On the other hand, the leading public men of the North,
while protesting their love of the Union and naturally believing in the Union,
which Northern armies had saved, had little of the spirit
of a sympathetic realization of the South's problem and her condition.
Only in a few large-minded publicists, and in editors like Godkin
and poets like Lowell and Walt Whitman, did the national spirit prevail.
Lanier came forward, therefore, at a critical time to express
his passionate faith in the future of the American Union.
He was not the only Southerner, however, who felt this way. His two friends,
Senators Morgan of Alabama and Lamar of Mississippi (formerly of Georgia),
had been stout upholders of the national idea in Congress.

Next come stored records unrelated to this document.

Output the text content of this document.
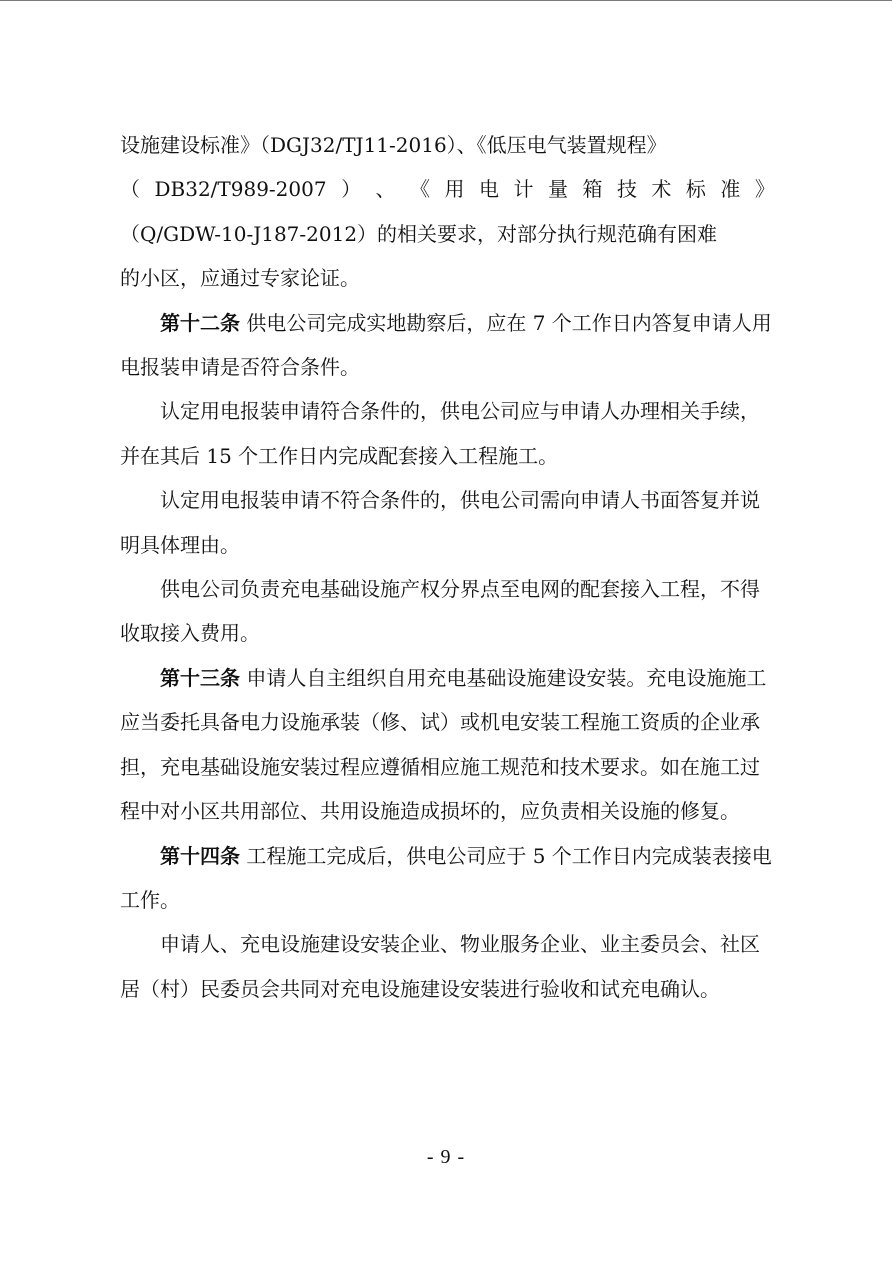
设施建设标准》（DGJ32/TJ11-2016）、《低压电气装置规程》
（ DB32/T989-2007 ） 、 《 用 电 计 量 箱 技 术 标 准 》
（Q/GDW-10-J187-2012）的相关要求，对部分执行规范确有困难
的小区，应通过专家论证。

第十二条 供电公司完成实地勘察后，应在 7 个工作日内答复申请人用电报装申请是否符合条件。

认定用电报装申请符合条件的，供电公司应与申请人办理相关手续，并在其后 15 个工作日内完成配套接入工程施工。

认定用电报装申请不符合条件的，供电公司需向申请人书面答复并说明具体理由。

供电公司负责充电基础设施产权分界点至电网的配套接入工程，不得收取接入费用。

第十三条 申请人自主组织自用充电基础设施建设安装。充电设施施工应当委托具备电力设施承装（修、试）或机电安装工程施工资质的企业承担，充电基础设施安装过程应遵循相应施工规范和技术要求。如在施工过程中对小区共用部位、共用设施造成损坏的，应负责相关设施的修复。

第十四条 工程施工完成后，供电公司应于 5 个工作日内完成装表接电工作。

申请人、充电设施建设安装企业、物业服务企业、业主委员会、社区居（村）民委员会共同对充电设施建设安装进行验收和试充电确认。

- 9 -
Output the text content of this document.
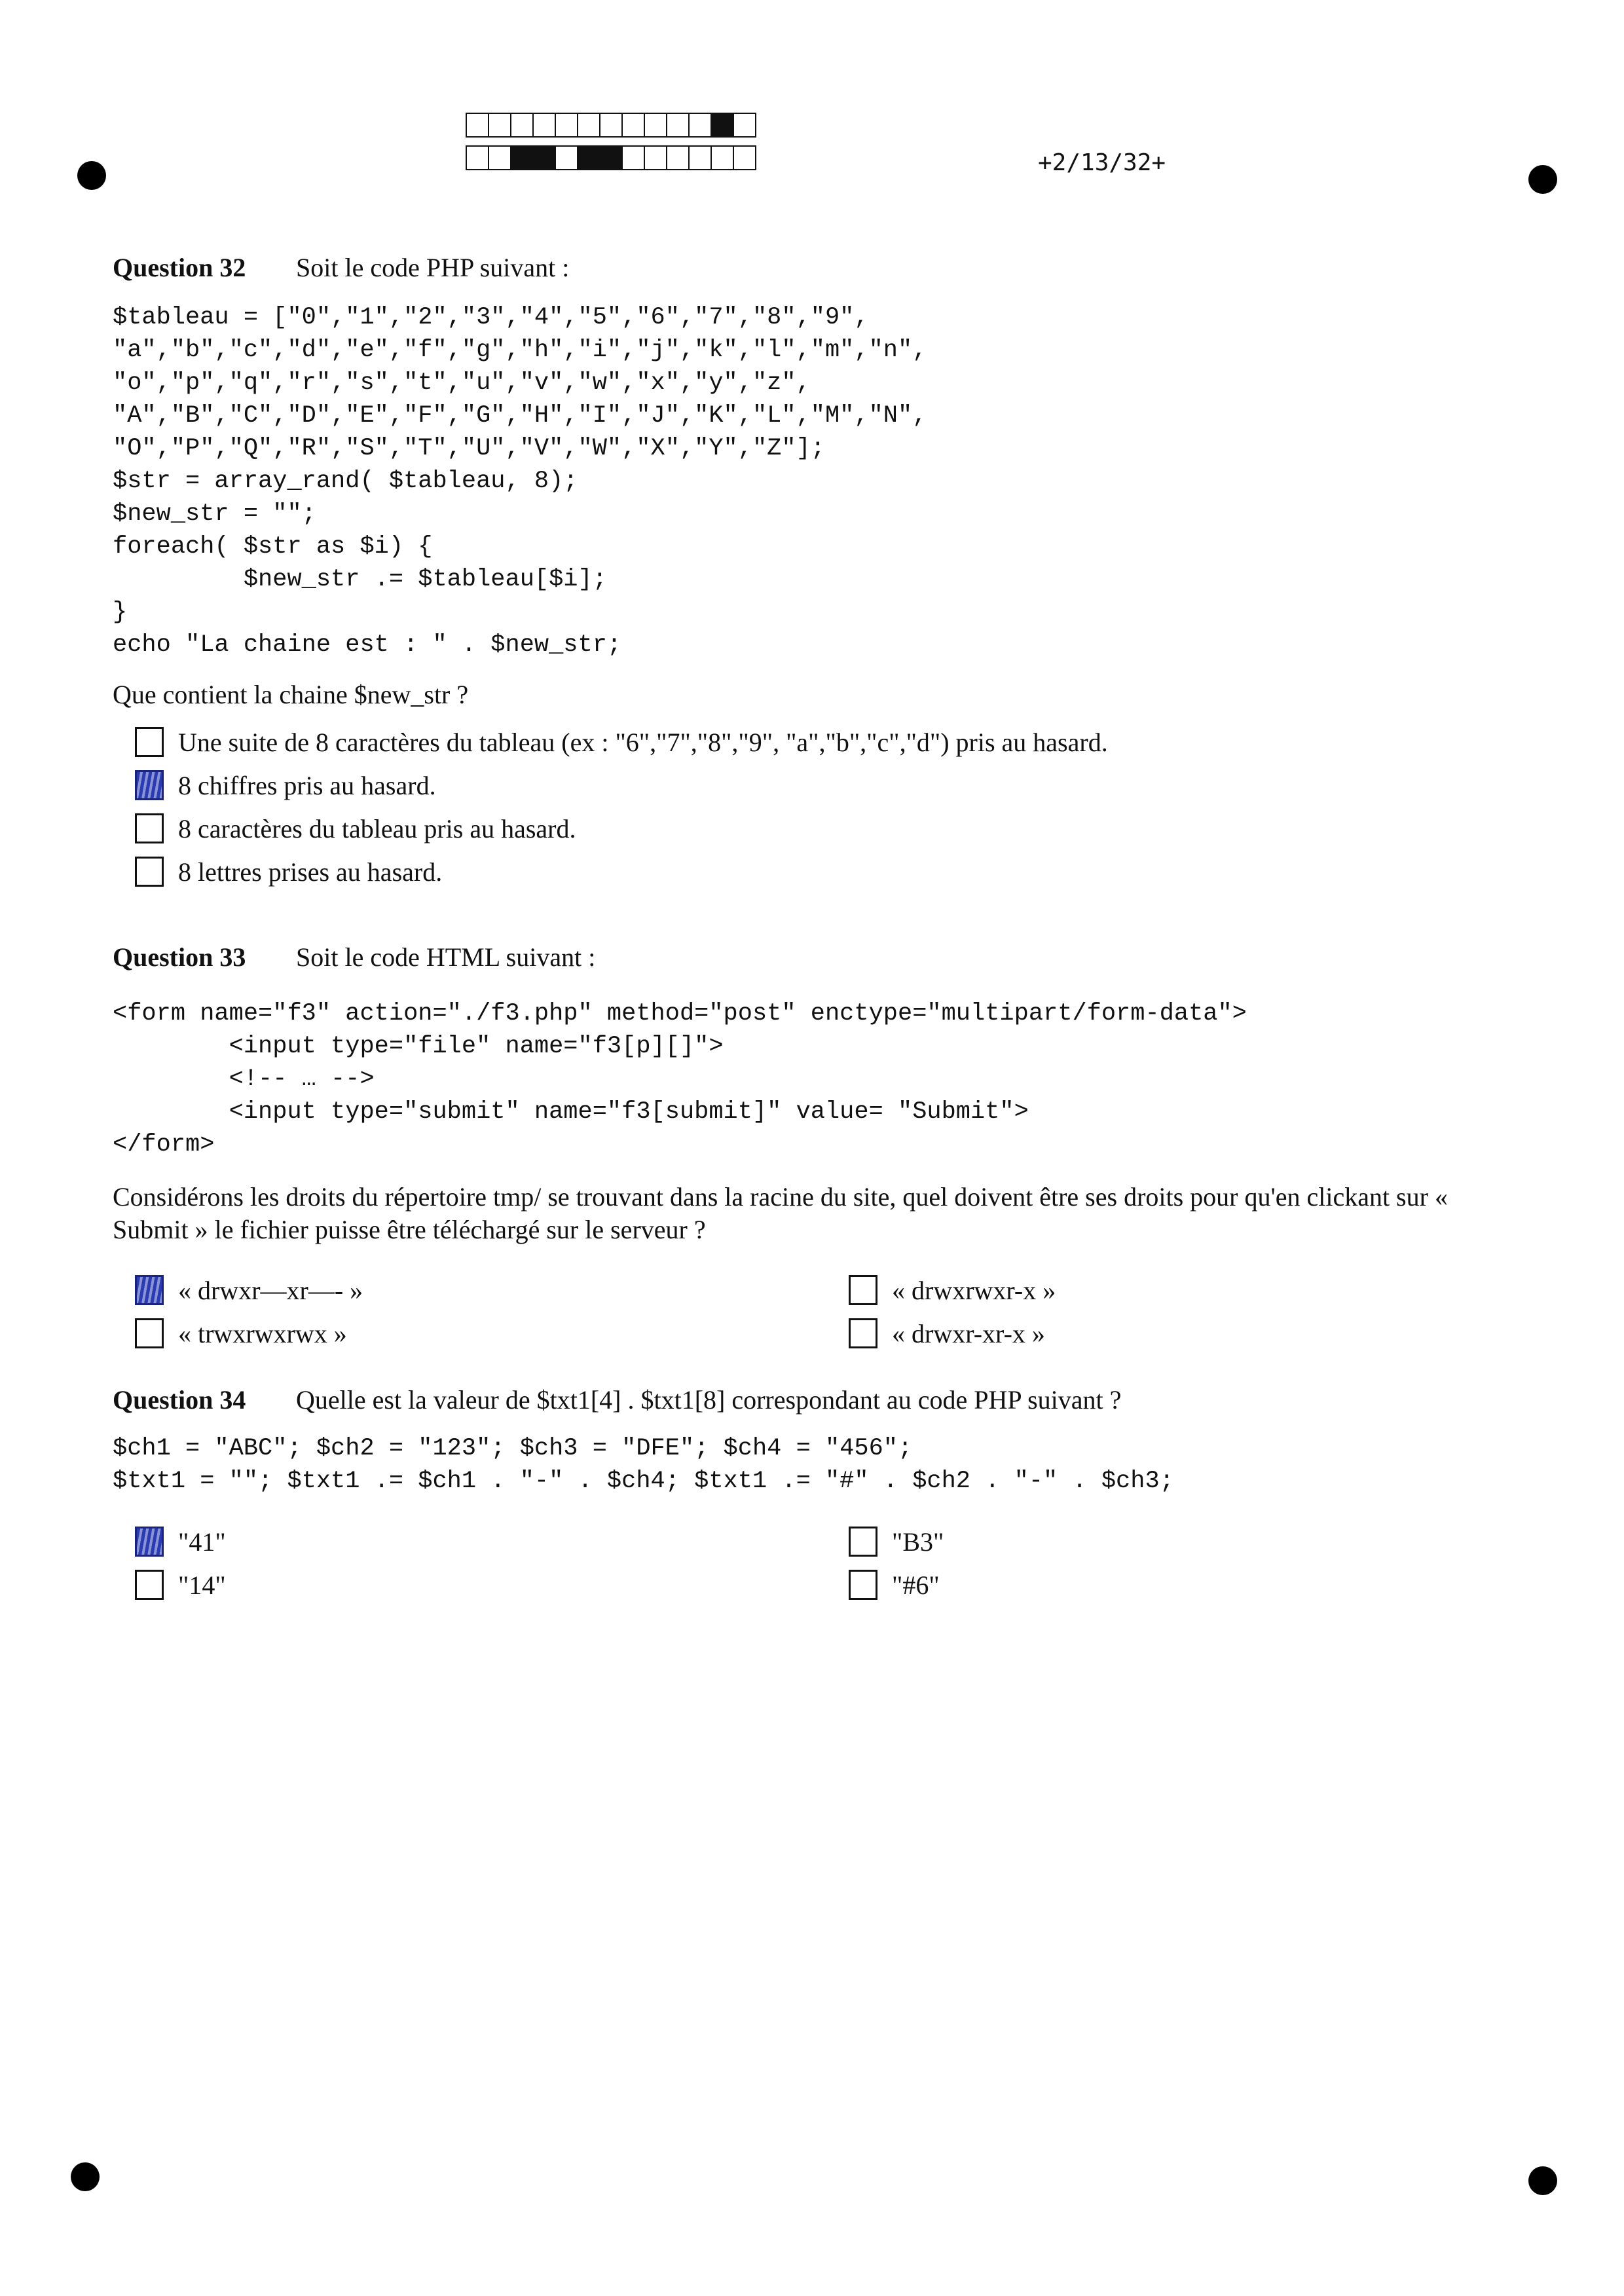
+2/13/32+
Question 32	Soit le code PHP suivant :
$tableau = ["0","1","2","3","4","5","6","7","8","9",
"a","b","c","d","e","f","g","h","i","j","k","l","m","n",
"o","p","q","r","s","t","u","v","w","x","y","z",
"A","B","C","D","E","F","G","H","I","J","K","L","M","N",
"O","P","Q","R","S","T","U","V","W","X","Y","Z"];
$str = array_rand( $tableau, 8);
$new_str = "";
foreach( $str as $i) {
$new_str .= $tableau[$i];
}
echo "La chaine est : " . $new_str;
Que contient la chaine $new_str ?
Une suite de 8 caractères du tableau (ex : "6","7","8","9", "a","b","c","d") pris au hasard.
8 chiffres pris au hasard.
8 caractères du tableau pris au hasard.
8 lettres prises au hasard.
Question 33	Soit le code HTML suivant :
<form name="f3" action="./f3.php" method="post" enctype="multipart/form-data">
<input type="file" name="f3[p][]">
<!-- … -->
<input type="submit" name="f3[submit]" value= "Submit">
</form>
Considérons les droits du répertoire tmp/ se trouvant dans la racine du site, quel doivent être ses droits pour qu'en clickant sur « Submit » le fichier puisse être téléchargé sur le serveur ?
« drwxr—xr—- »	« drwxrwxr-x »
« trwxrwxrwx »	« drwxr-xr-x »
Question 34	Quelle est la valeur de $txt1[4] . $txt1[8] correspondant au code PHP suivant ?
$ch1 = "ABC"; $ch2 = "123"; $ch3 = "DFE"; $ch4 = "456";
$txt1 = ""; $txt1 .= $ch1 . "-" . $ch4; $txt1 .= "#" . $ch2 . "-" . $ch3;
"41"	"B3"
"14"	"#6"
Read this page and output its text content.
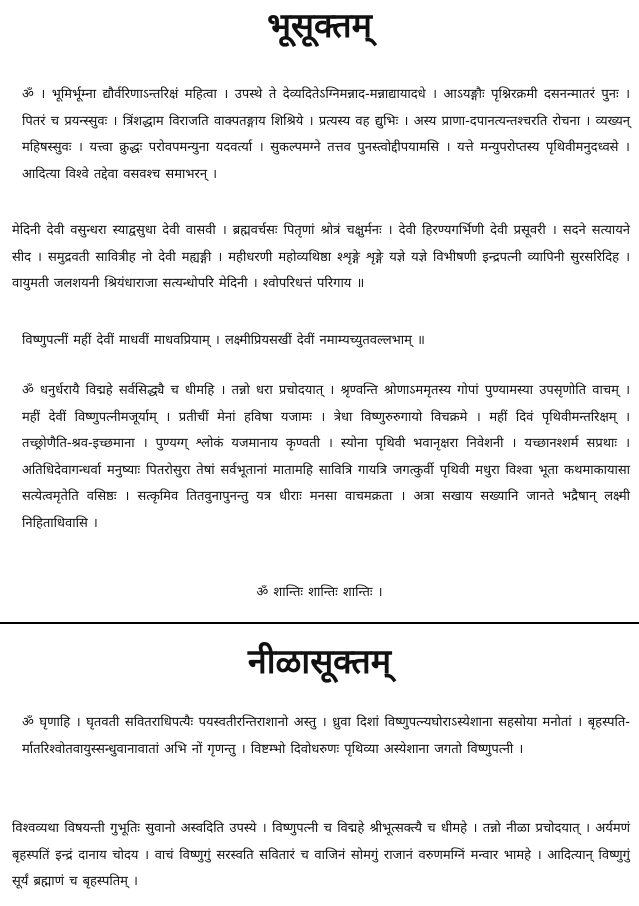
भूसूक्तम्

ॐ । भूमिर्भूम्ना द्यौर्वरिणाऽन्तरिक्षं महित्वा । उपस्थे ते देव्यदितेऽग्निमन्नाद-मन्नाद्यायादधे । आऽयङ्गौः पृश्निरक्रमी दसनन्मातरं पुनः । पितरं च प्रयन्स्सुवः । त्रिंशद्धाम विराजति वाक्पतङ्गाय शिश्रिये । प्रत्यस्य वह द्युभिः । अस्य प्राणा-दपानत्यन्तश्चरति रोचना । व्यख्यन् महिषस्सुवः । यत्त्वा क्रुद्धः परोवपमन्युना यदवर्त्या । सुकल्पमग्ने तत्तव पुनस्त्वोद्दीपयामसि । यत्ते मन्युपरोप्तस्य पृथिवीमनुदध्वसे । आदित्या विश्वे तद्देवा वसवश्च समाभरन् ।

मेदिनी देवी वसुन्धरा स्याद्वसुधा देवी वासवी । ब्रह्मवर्चसः पितृणां श्रोत्रं चक्षुर्मनः । देवी हिरण्यगर्भिणी देवी प्रसूवरी । सदने सत्यायने सीद । समुद्रवती सावित्रीह नो देवी मह्यङ्गी । महीधरणी महोव्यथिष्ठा श्शृङ्गे शृङ्गे यज्ञे यज्ञे विभीषणी इन्द्रपत्नी व्यापिनी सुरसरिदिह । वायुमती जलशयनी श्रियंधाराजा सत्यन्धोपरि मेदिनी । श्वोपरिधत्तं परिगाय ॥

विष्णुपत्नीं महीं देवीं माधवीं माधवप्रियाम् । लक्ष्मीप्रियसखीं देवीं नमाम्यच्युतवल्लभाम् ॥

ॐ धनुर्धरायै विद्महे सर्वसिद्ध्यै च धीमहि । तन्नो धरा प्रचोदयात् । श्रृण्वन्ति श्रोणाऽममृतस्य गोपां पुण्यामस्या उपसृणोति वाचम् । महीं देवीं विष्णुपत्नीमजूर्याम् । प्रतीचीं मेनां हविषा यजामः । त्रेधा विष्णुरुरुगायो विचक्रमे । महीं दिवं पृथिवीमन्तरिक्षम् । तच्छ्रोणैति-श्रव-इच्छमाना । पुण्यग्ग् श्लोकं यजमानाय कृण्वती । स्योना पृथिवी भवानृक्षरा निवेशनी । यच्छानश्शर्म सप्रथाः । अतिधिदेवागन्धर्वा मनुष्याः पितरोसुरा तेषां सर्वभूतानां मातामहि सावित्रि गायत्रि जगत्कुर्वी पृथिवी मधुरा विश्वा भूता कथमाकायासा सत्येत्वमृतेति वसिष्ठः । सत्कृमिव तितवुनापुनन्तु यत्र धीराः मनसा वाचमक्रता । अत्रा सखाय सख्यानि जानते भद्रैषान् लक्ष्मी निहिताधिवासि ।

ॐ शान्तिः शान्तिः शान्तिः ।

नीळासूक्तम्

ॐ घृणाहि । घृतवती सवितराधिपत्यैः पयस्वतीरन्तिराशानो अस्तु । ध्रुवा दिशां विष्णुपत्न्यघोराऽस्येशाना सहसोया मनोतां । बृहस्पति-र्मातरिश्वोतवायुस्सन्धुवानावातां अभि नों गृणन्तु । विष्टम्भो दिवोधरुणः पृथिव्या अस्येशाना जगतो विष्णुपत्नी ।

विश्वव्यथा विषयन्ती गुभूतिः सुवानो अस्वदिति उपस्ये । विष्णुपत्नी च विद्महे श्रीभूत्सक्त्यै च धीमहे । तन्नो नीळा प्रचोदयात् । अर्यमणं बृहस्पतिं इन्द्रं दानाय चोदय । वाचं विष्णुगुं सरस्वति सवितारं च वाजिनं सोमगुं राजानं वरुणमग्निं मन्वार भामहे । आदित्यान् विष्णुगुं सूर्यं ब्रह्माणं च बृहस्पतिम् ।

As early as 1873 Lamar had paid a notable tribute to Charles Sumner.
He had risen to the point where he could see the whole struggle
against slavery and against secession from Sumner's standpoint.
At the conclusion of his remarkable address he said: "Bound to each other
by a common constitution, destined to live together under a common government,
shall we not now at last endeavor to grow TOWARD each other once more
in heart, as we are already indissolubly linked in fortunes? . . .
Would that the spirit of the illustrious dead whom we lament to-day
could speak from the grave to both parties to this deplorable discord
in tones which should reach every heart throughout this broad territory:
My countrymen! KNOW one another, and you will LOVE one another.